In reply, Greece, with the support of France, escalated tension, sabotaged the potential talks with Ankara, and signed a separate deal with Egypt. The timing of this deal and statement from Athens demonstrated that the Greek side was not willing to diplomatically resolve this problem. In fact, after the failure of this initial attempt, the NATO secretary-general announced yesterday that the two sides have agreed to start talks on the issue.
Secretary-General Jens Stoltenberg tweeted: "Following my discussions with Greek and Turkish leaders, the two Allies have agreed to enter into technical talks at NATO to establish deconfliction mechanisms and reduce the risk of incidents and accidents in the EastMed."
However, Athens soon after declared that the announcement "does not correspond with reality."
An official in Athens denied reaching a deal with Turkey in technical matters and signaled that there would be no talks unless Turkey withdraws from the region. It is rather strange that the Greek side rejects any form of negotiations from Germany, who is holding the presidency of the Council of the European Union and Stoltenberg.
In addition to rejecting these offers to resolve the problem through dialogue, the Greek side is also taking steps to escalate tension in the region. Rather provocatively, Athens has signaled a potential attempt to extend its territorial waters to 12 miles in the Aegean Sea. It also increased military activity in the islands that are supposed to be demilitarized. All of these provocations would generate a serious backlash from Turkey, and Athens knows it well.
In previous instances, Turkey did not allow such attempts and, in fact, declared they could be a reason to declare war. Then what is Greece willing to achieve by increasing tension in the region?
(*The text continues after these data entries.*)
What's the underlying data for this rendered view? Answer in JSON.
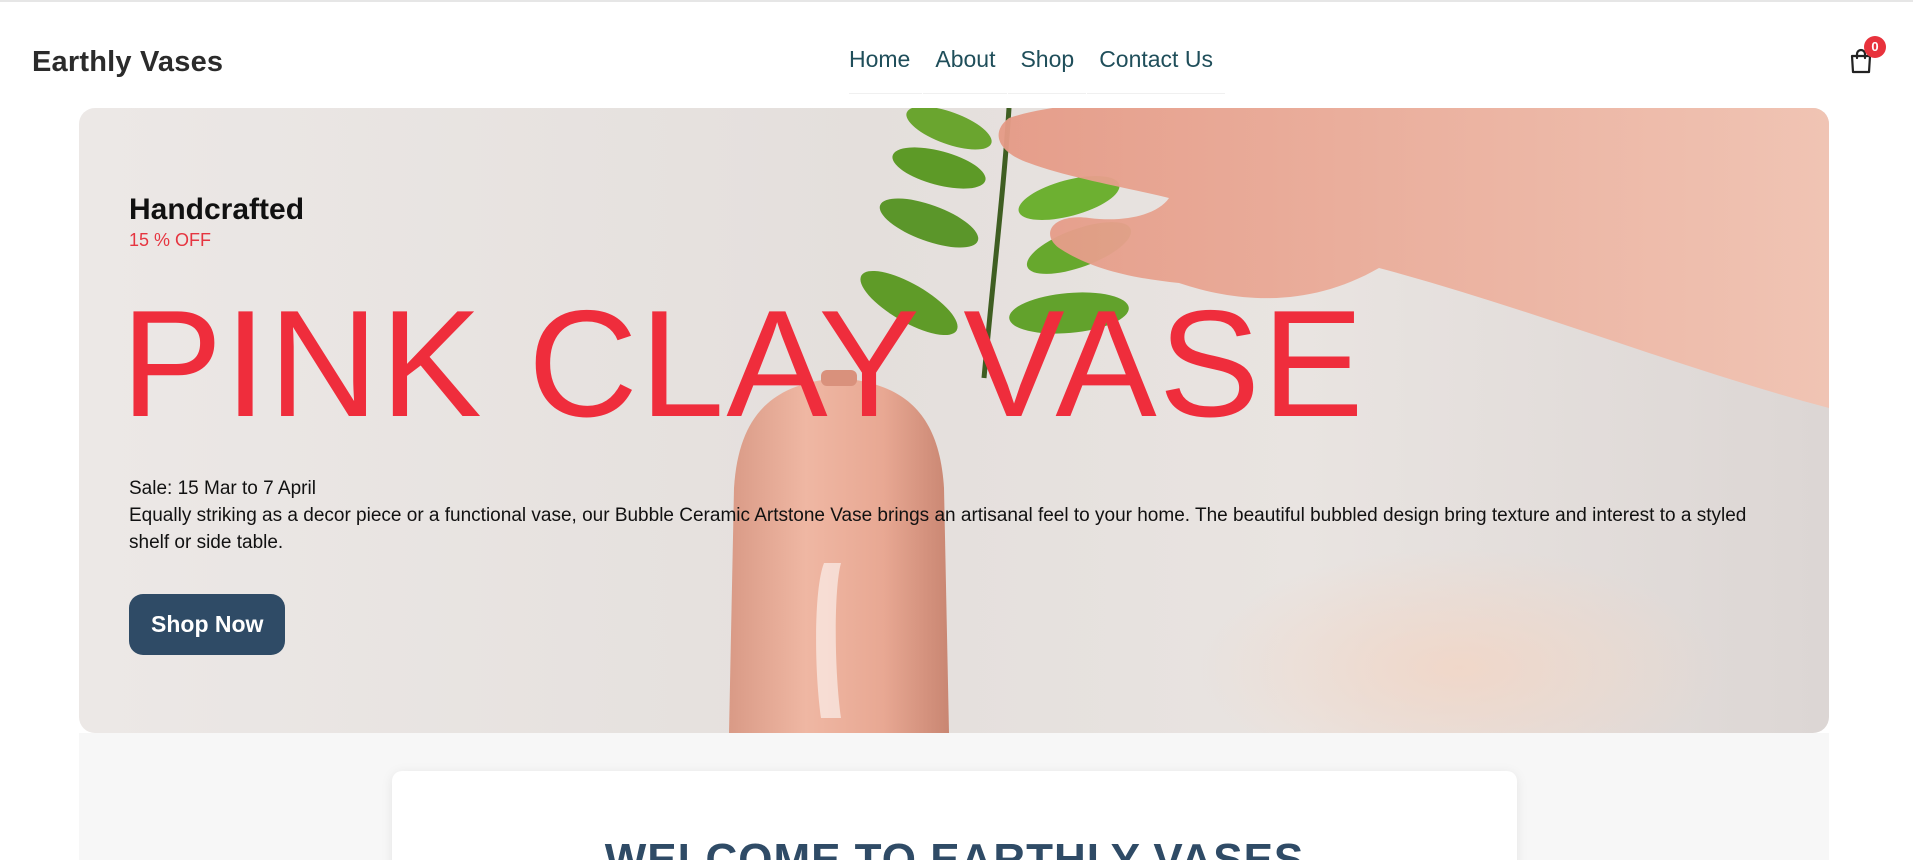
{
  "header": {
    "brand": "Earthly Vases",
    "nav": [
      "Home",
      "About",
      "Shop",
      "Contact Us"
    ],
    "cart_icon": "shopping-bag-icon",
    "cart_count": "0"
  },
  "hero": {
    "kicker": "Handcrafted",
    "discount": "15 % OFF",
    "headline": "PINK CLAY VASE",
    "sale_date": "Sale: 15 Mar to 7 April",
    "description": "Equally striking as a decor piece or a functional vase, our Bubble Ceramic Artstone Vase brings an artisanal feel to your home. The beautiful bubbled design bring texture and interest to a styled shelf or side table.",
    "cta": "Shop Now"
  },
  "welcome": {
    "title": "WELCOME TO EARTHLY VASES"
  },
  "colors": {
    "accent_red": "#ef2d3c",
    "button_navy": "#2f4b66",
    "nav_teal": "#1f4e5a"
  }
}
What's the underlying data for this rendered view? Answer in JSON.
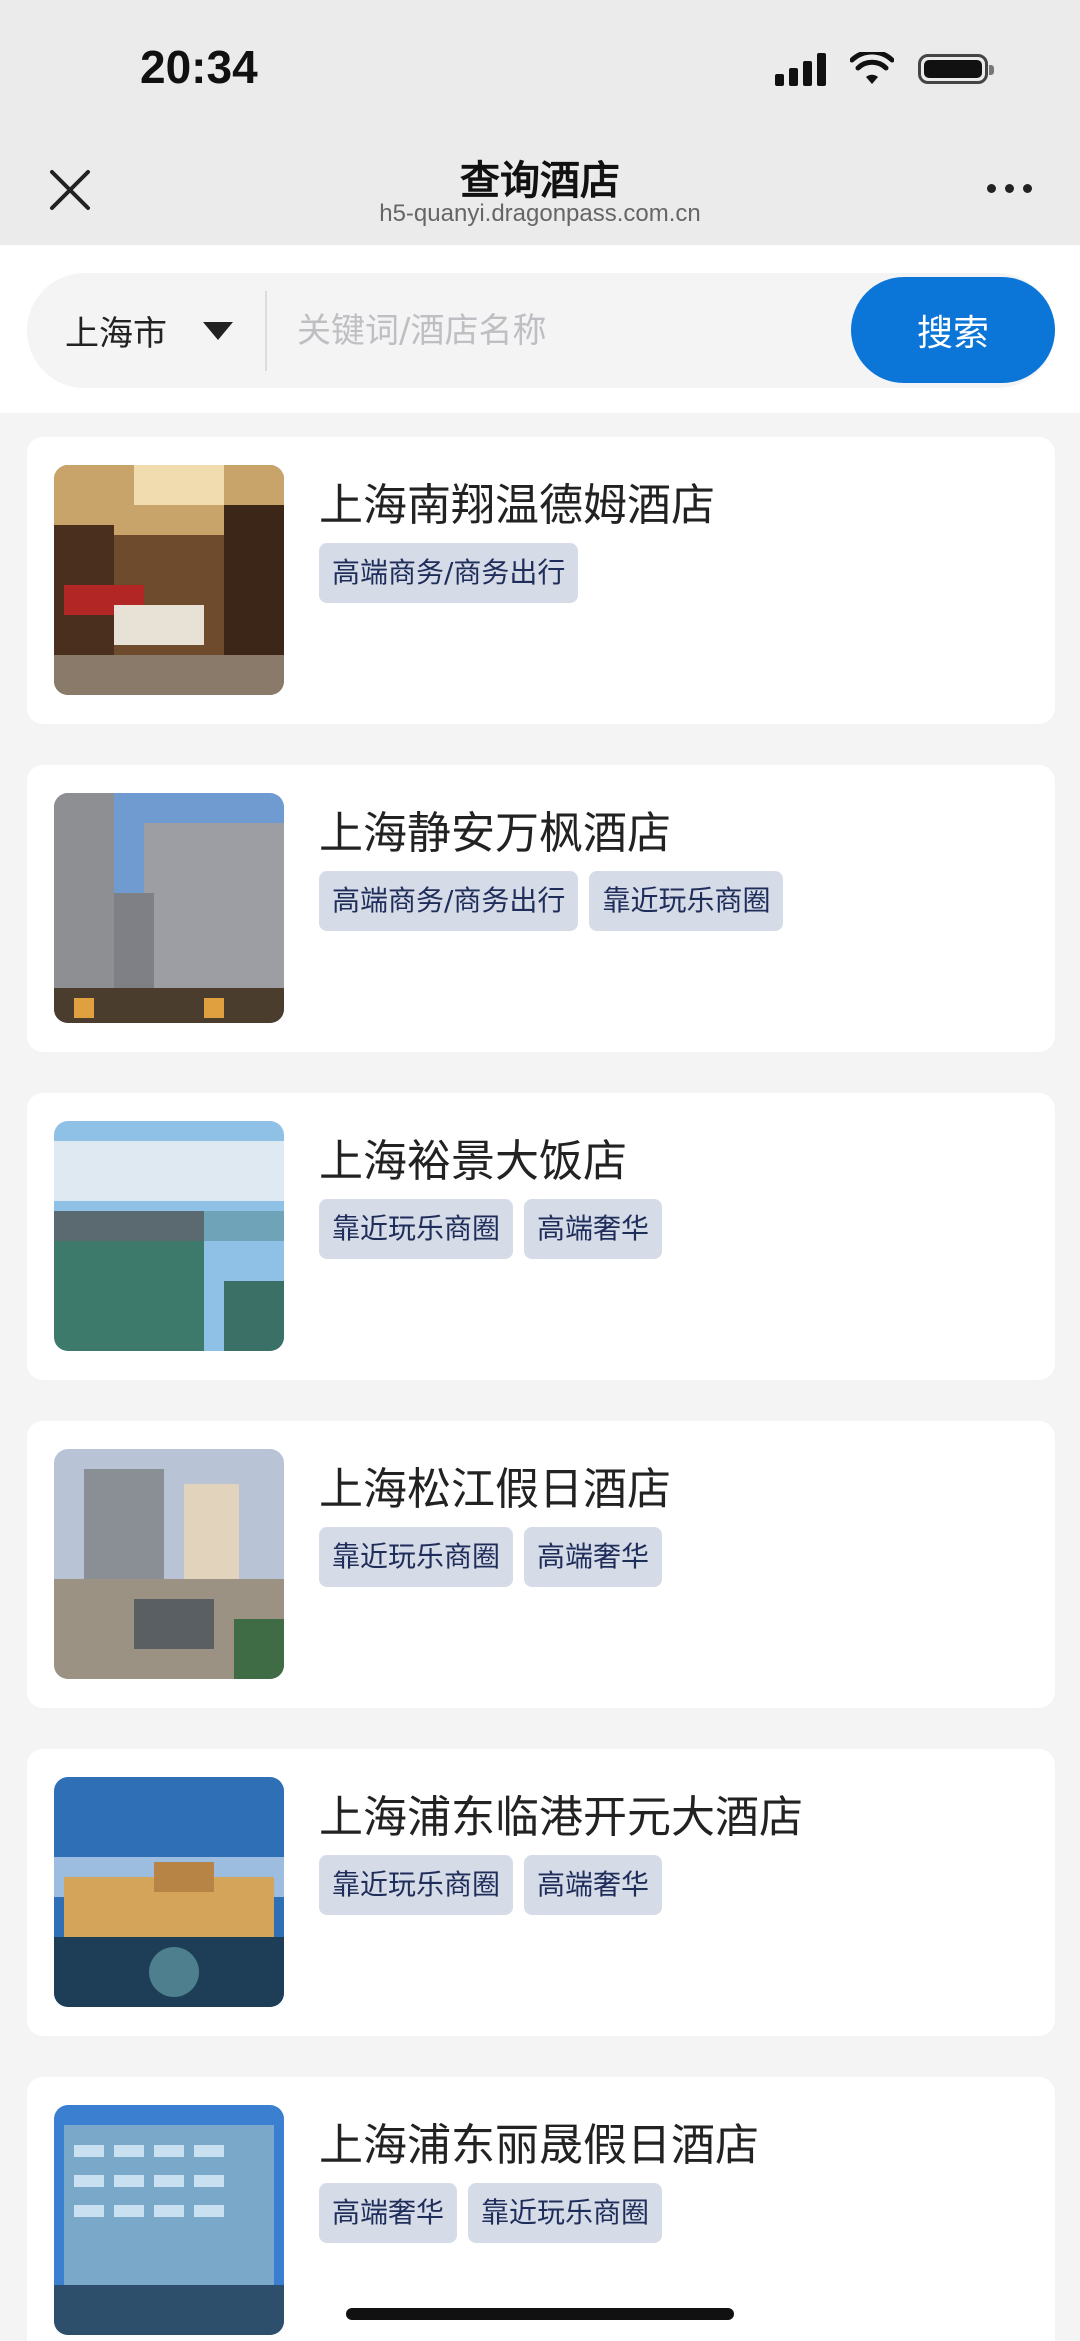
{
  "status_bar": {
    "time": "20:34"
  },
  "nav": {
    "title": "查询酒店",
    "url": "h5-quanyi.dragonpass.com.cn"
  },
  "search": {
    "city": "上海市",
    "placeholder": "关键词/酒店名称",
    "button_label": "搜索"
  },
  "hotels": [
    {
      "name": "上海南翔温德姆酒店",
      "tags": [
        "高端商务/商务出行"
      ]
    },
    {
      "name": "上海静安万枫酒店",
      "tags": [
        "高端商务/商务出行",
        "靠近玩乐商圈"
      ]
    },
    {
      "name": "上海裕景大饭店",
      "tags": [
        "靠近玩乐商圈",
        "高端奢华"
      ]
    },
    {
      "name": "上海松江假日酒店",
      "tags": [
        "靠近玩乐商圈",
        "高端奢华"
      ]
    },
    {
      "name": "上海浦东临港开元大酒店",
      "tags": [
        "靠近玩乐商圈",
        "高端奢华"
      ]
    },
    {
      "name": "上海浦东丽晟假日酒店",
      "tags": [
        "高端奢华",
        "靠近玩乐商圈"
      ]
    }
  ],
  "colors": {
    "accent": "#0b76d8",
    "tag_bg": "#d5dbe7",
    "tag_text": "#1f2d5a"
  }
}
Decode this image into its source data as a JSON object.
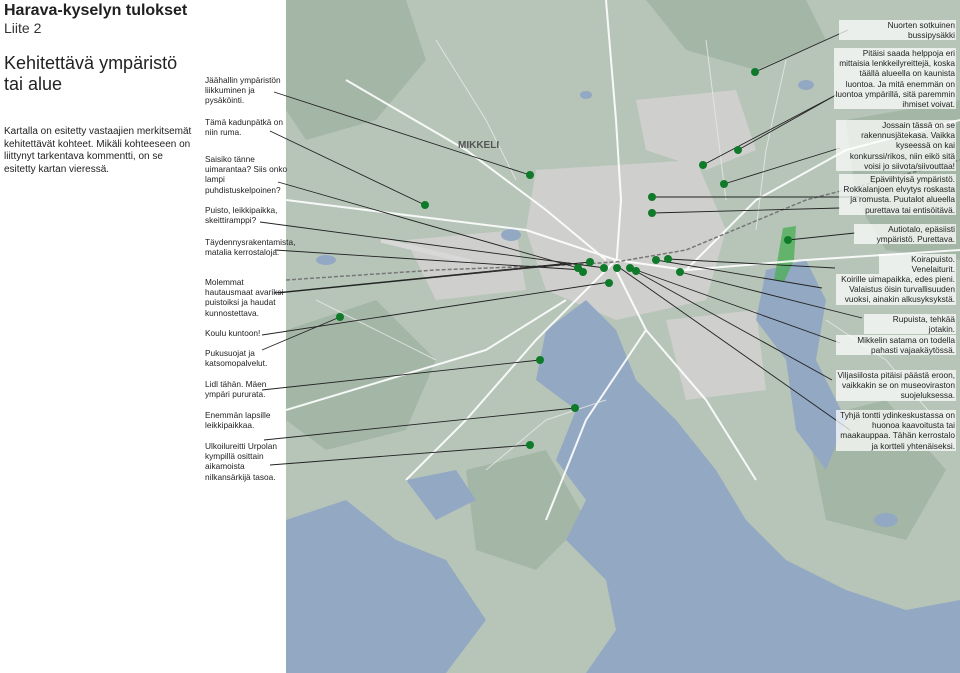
{
  "header": {
    "title": "Harava-kyselyn tulokset",
    "subtitle": "Liite 2"
  },
  "sidebar": {
    "heading_line1": "Kehitettävä ympäristö",
    "heading_line2": "tai alue",
    "intro": "Kartalla on esitetty vastaajien merkitsemät kehitettävät kohteet. Mikäli kohteeseen on liittynyt tarkentava kommentti, on se esitetty kartan vieressä."
  },
  "map": {
    "city_label": "MIKKELI",
    "colors": {
      "land": "#b7c5b9",
      "forest": "#a3b5a6",
      "water": "#93a9c3",
      "urban": "#cfcfcd",
      "road": "#ffffff",
      "marker": "#0f7a2a",
      "highlight": "#4fae5a",
      "leader_line": "#222222"
    },
    "marker_icon": "green-dot"
  },
  "comments_left": [
    "Jäähallin ympäristön liikkuminen ja pysäköinti.",
    "Tämä kadunpätkä on niin ruma.",
    "Saisiko tänne uimarantaa? Siis onko lampi puhdistuskelpoinen?",
    "Puisto, leikkipaikka, skeittiramppi?",
    "Täydennysrakentamista, matalia kerrostaloja.",
    "Molemmat hautausmaat avariksi puistoiksi ja haudat kunnostettava.",
    "Koulu kuntoon!",
    "Pukusuojat ja katsomopalvelut.",
    "Lidl tähän. Mäen ympäri pururata.",
    "Enemmän lapsille leikkipaikkaa.",
    "Ulkoilureitti Urpolan kympillä osittain aikamoista nilkansärkijä tasoa."
  ],
  "comments_right": [
    "Nuorten sotkuinen bussipysäkki",
    "Pitäisi saada helppoja eri mittaisia lenkkeilyreittejä, koska täällä alueella on kaunista luontoa. Ja mitä enemmän on luontoa ympärillä, sitä paremmin ihmiset voivat.",
    "Jossain tässä on se rakennusjätekasa. Vaikka kyseessä on kai konkurssi/rikos, niin eikö sitä voisi jo siivota/siivouttaa!",
    "Epäviihtyisä ympäristö. Rokkalanjoen elvytys roskasta ja romusta. Puutalot alueella purettava tai entisöitävä.",
    "Autiotalo, epäsiisti ympäristö. Purettava.",
    "Koirapuisto. Venelaiturit.",
    "Koirille uimapaikka, edes pieni. Valaistus öisin turvallisuuden vuoksi, ainakin alkusyksykstä.",
    "Rupuista, tehkää jotakin.",
    "Mikkelin satama on todella pahasti vajaakäytössä.",
    "Viljasiilosta pitäisi päästä eroon, vaikkakin se on museoviraston suojeluksessa.",
    "Tyhjä tontti ydinkeskustassa on huonoa kaavoitusta tai maakauppaa. Tähän kerrostalo ja kortteli yhtenäiseksi."
  ]
}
Does Athens think Turkey would take a step back following these attempts by Greece? If so, it is a big miscalculation on Athens' part at this point. This miscalculation may generate a more serious problem for Athens if, with the encouragement and support of some external actors, it further escalates the tension.
Ankara signaled the potential consequences of such a move by Greece and urged Athens on multiple occasions to resolve this problem through diplomacy. Considering the sensitivity of the subject for the Turkish public and the government it would be wise for Athens to stop looking for sponsors for its belligerence toward Turkey.
The two nations, the two countries will remain in the region for a long time and it only makes sense to develop a better bilateral rapport. The rhetoric in Athens would not bring any good for Greece and its exploitation by opportunistic politicians would pave the way for a disaster in the region.